I've yet to try my hand at sourdough, was talking with my wife this morning about starting one though.

The weather forecast for this week is in the 70's to 80's, thought that might be warm enough to get a starter going.

Best to you,

Anthony


----------



## okbrewer (Nov 26, 2007)

Anthony! I've not tried that with the lees before! Do you make a sponge or poolish from that or just make a dough? I have made many a loaf using homebrewed beer in place of the water. I also make 'spent-grain' bread putting some of the mashed grains from the beer making in the bread. Depending on how textured you like your bread, a cup or a little more of spent grains works nicely!

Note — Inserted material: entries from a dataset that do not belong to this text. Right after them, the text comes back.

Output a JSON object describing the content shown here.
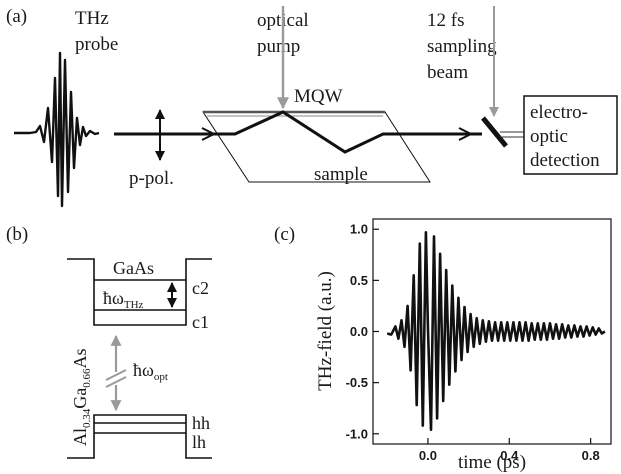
{
  "panel_a": {
    "panel_label": "(a)",
    "thz_probe_line1": "THz",
    "thz_probe_line2": "probe",
    "optical_pump_line1": "optical",
    "optical_pump_line2": "pump",
    "sampling_line1": "12 fs",
    "sampling_line2": "sampling",
    "sampling_line3": "beam",
    "mqw": "MQW",
    "polarization": "p-pol.",
    "sample": "sample",
    "detection_line1": "electro-",
    "detection_line2": "optic",
    "detection_line3": "detection",
    "colors": {
      "beam": "#111111",
      "pump": "#9a9a9a"
    }
  },
  "panel_b": {
    "panel_label": "(b)",
    "well_material": "GaAs",
    "barrier_material": {
      "al": "Al",
      "al_sub": "0.34",
      "ga": "Ga",
      "ga_sub": "0.66",
      "as": "As"
    },
    "levels": {
      "c2": "c2",
      "c1": "c1",
      "hh": "hh",
      "lh": "lh"
    },
    "thz_transition": {
      "symbol": "ħω",
      "sub": "THz"
    },
    "optical_transition": {
      "symbol": "ħω",
      "sub": "opt"
    },
    "colors": {
      "optical_arrow": "#9a9a9a"
    }
  },
  "panel_c": {
    "panel_label": "(c)"
  },
  "chart_data": {
    "type": "line",
    "title": "",
    "xlabel": "time (ps)",
    "ylabel": "THz-field (a.u.)",
    "xlim": [
      -0.27,
      0.9
    ],
    "ylim": [
      -1.1,
      1.1
    ],
    "xticks": [
      0.0,
      0.4,
      0.8
    ],
    "xtick_labels": [
      "0.0",
      "0.4",
      "0.8"
    ],
    "yticks": [
      1.0,
      0.5,
      0.0,
      -0.5,
      -1.0
    ],
    "ytick_labels": [
      "1.0",
      "0.5",
      "0.0",
      "-0.5",
      "-1.0"
    ],
    "grid": false,
    "series": [
      {
        "x": [
          -0.2,
          -0.18,
          -0.16,
          -0.145,
          -0.13,
          -0.115,
          -0.1,
          -0.085,
          -0.07,
          -0.055,
          -0.04,
          -0.025,
          -0.01,
          0.0,
          0.015,
          0.03,
          0.045,
          0.06,
          0.075,
          0.09,
          0.105,
          0.12,
          0.135,
          0.15,
          0.165,
          0.18,
          0.195,
          0.21,
          0.225,
          0.24,
          0.255,
          0.27,
          0.285,
          0.3,
          0.315,
          0.33,
          0.345,
          0.36,
          0.375,
          0.39,
          0.405,
          0.42,
          0.435,
          0.45,
          0.465,
          0.48,
          0.495,
          0.51,
          0.525,
          0.54,
          0.555,
          0.57,
          0.585,
          0.6,
          0.615,
          0.63,
          0.645,
          0.66,
          0.675,
          0.69,
          0.705,
          0.72,
          0.735,
          0.75,
          0.765,
          0.78,
          0.795,
          0.81,
          0.825,
          0.84,
          0.855,
          0.87
        ],
        "y": [
          -0.02,
          -0.03,
          0.05,
          -0.07,
          0.11,
          -0.15,
          0.25,
          -0.38,
          0.55,
          -0.72,
          0.86,
          -0.92,
          0.97,
          0.05,
          -0.96,
          0.93,
          -0.85,
          0.76,
          -0.68,
          0.6,
          -0.52,
          0.45,
          -0.39,
          0.33,
          -0.28,
          0.24,
          -0.2,
          0.17,
          -0.15,
          0.13,
          -0.12,
          0.11,
          -0.1,
          0.1,
          -0.09,
          0.09,
          -0.09,
          0.09,
          -0.09,
          0.09,
          -0.09,
          0.09,
          -0.09,
          0.09,
          -0.09,
          0.09,
          -0.09,
          0.08,
          -0.08,
          0.08,
          -0.08,
          0.08,
          -0.08,
          0.08,
          -0.07,
          0.07,
          -0.07,
          0.07,
          -0.06,
          0.06,
          -0.06,
          0.06,
          -0.05,
          0.05,
          -0.05,
          0.05,
          -0.04,
          0.04,
          -0.03,
          0.03,
          -0.02,
          0.0
        ]
      }
    ]
  }
}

When I make a sourdough starter I use equal parts flour and water to make a thin slurry, let it sit in the kitchen covered with a muslin cloth (I put mine above the oven) and let the wild yeast do their thing. When I see yeastie activity I feed with more flour and might leave it out another day or so before I put it in the fridge. It is now a living thing, so it needs to be fed and taken care of! 

There are many sites that describe how to make a starter and Reinharts books all have a section on making a sourdough starter.

The yeast in my kitchen I guess are not too potent! I get just a slight hint of sourness, but I like it!

What kind of meads do you make? And Yes, I'm familiar with gotmead.com, though I haven't been there lately.

Bob R in OKC


----------



## Demented (Nov 7, 2006)

I’ve yet to make a sponge or starter, just use the lees and spillage as the liquid for the loaf.

Braggot has become what I do best, I make a Porter braggot that leaves beer drinkers staggering and mead makers weeping.

Finishes around 18% abv, with all the flavors you’d expect from a mature brew.

A number of my recipes are on gotmead in the brew log under the name dmntd.


----------